An Egyptian court has slapped a Muslim Brotherhood leader with two years behind bars for “insulting the judiciary”, according to Egypt’s official MENA news agency.

Mohamed al-Beltagy, a leading member of Egypt’s banned Muslim Brotherhood group, was convicted Wednesday on charges of “insulting the judiciary” after he smiled "sarcastically" when judges stopped him from questioning former president Hosni Mubarak, who had been giving court testimony.

Under Egyptian law, Wednesday’s court ruling can still be appealed before a higher court within 60 days.

Al-Beltagy managed to ask Mubarak three questions before the court stopped him from asking any more.

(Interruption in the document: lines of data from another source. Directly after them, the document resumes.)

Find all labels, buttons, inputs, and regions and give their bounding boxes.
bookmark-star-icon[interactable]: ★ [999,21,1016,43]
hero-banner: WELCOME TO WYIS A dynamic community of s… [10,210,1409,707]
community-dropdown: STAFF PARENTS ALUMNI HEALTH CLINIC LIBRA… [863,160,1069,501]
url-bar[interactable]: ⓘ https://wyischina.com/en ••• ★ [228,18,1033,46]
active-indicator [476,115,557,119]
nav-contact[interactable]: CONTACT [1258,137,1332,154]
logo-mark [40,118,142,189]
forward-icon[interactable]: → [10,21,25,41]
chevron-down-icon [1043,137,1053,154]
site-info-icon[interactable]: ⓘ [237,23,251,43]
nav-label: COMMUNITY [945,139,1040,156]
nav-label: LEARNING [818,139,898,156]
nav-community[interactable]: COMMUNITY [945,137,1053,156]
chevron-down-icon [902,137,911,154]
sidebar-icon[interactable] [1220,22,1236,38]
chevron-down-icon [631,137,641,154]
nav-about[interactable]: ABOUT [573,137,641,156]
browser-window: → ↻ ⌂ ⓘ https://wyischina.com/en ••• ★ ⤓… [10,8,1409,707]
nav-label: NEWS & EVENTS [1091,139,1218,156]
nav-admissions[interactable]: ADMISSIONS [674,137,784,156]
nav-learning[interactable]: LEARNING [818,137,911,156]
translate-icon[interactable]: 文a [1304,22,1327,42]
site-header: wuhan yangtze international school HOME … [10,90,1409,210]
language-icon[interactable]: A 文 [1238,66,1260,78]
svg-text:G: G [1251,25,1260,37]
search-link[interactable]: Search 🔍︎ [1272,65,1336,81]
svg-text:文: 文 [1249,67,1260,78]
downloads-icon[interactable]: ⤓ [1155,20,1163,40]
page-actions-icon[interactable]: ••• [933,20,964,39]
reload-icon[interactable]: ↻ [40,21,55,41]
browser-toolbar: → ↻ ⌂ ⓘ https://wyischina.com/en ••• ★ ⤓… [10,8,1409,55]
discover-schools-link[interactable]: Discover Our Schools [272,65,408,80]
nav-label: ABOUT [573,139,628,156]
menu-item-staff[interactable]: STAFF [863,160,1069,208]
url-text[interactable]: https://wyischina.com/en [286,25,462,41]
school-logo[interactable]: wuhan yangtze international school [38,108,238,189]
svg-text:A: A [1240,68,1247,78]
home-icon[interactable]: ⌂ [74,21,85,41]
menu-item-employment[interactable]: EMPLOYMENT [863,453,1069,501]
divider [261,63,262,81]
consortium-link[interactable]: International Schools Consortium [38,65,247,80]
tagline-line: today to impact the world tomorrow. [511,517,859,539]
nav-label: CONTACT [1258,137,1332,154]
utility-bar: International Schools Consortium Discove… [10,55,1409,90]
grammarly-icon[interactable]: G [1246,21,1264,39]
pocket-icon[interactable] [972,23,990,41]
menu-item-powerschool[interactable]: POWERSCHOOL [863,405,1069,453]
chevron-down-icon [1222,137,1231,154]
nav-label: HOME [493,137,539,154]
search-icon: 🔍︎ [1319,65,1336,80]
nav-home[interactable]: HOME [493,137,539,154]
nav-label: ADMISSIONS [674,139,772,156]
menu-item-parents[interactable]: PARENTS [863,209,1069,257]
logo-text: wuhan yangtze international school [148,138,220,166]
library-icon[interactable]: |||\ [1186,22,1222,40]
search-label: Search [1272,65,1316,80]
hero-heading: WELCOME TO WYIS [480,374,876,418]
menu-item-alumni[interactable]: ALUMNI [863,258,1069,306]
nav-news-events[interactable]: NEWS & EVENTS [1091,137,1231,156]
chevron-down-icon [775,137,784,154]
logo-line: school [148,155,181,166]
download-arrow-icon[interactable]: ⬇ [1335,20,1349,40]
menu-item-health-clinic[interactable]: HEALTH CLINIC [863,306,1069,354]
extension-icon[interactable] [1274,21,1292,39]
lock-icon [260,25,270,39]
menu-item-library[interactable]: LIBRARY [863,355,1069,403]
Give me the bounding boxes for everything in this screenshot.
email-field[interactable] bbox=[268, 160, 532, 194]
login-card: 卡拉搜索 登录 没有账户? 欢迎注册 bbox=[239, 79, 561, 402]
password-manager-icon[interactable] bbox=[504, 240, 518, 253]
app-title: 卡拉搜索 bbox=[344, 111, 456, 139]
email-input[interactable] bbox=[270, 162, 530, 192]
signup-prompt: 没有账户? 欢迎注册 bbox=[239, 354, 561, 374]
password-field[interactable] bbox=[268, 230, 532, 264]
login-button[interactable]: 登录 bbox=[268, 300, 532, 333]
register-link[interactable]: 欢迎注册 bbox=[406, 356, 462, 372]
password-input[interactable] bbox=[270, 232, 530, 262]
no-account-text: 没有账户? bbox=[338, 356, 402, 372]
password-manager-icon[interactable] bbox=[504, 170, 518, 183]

Mubarak was in court to offer testimony at the ongoing retrial of his successor, Mohamed Morsi, who faces charges of participating in a mass jailbreak in 2011. 

Al-Beltagy has been convicted in three separate criminal cases (all of which he says are politically motivated), for which he is currently serving a total of 60 years behind bars.

Mohamed Morsi was elected president in 2012, one year after Mubarak stepped down after Egypt’s Jan. 25 popular uprising. 

After a single year in power, however, Morsi was himself ousted in a military coup and slapped with a host of questionable criminal charges. 

Following Morsi’s ouster in mid-2013, the Egyptian authorities launched a relentless crackdown on political dissent, killing hundreds of Morsi’s supporters and throwing thousands behind bars for alleged “acts of violence”.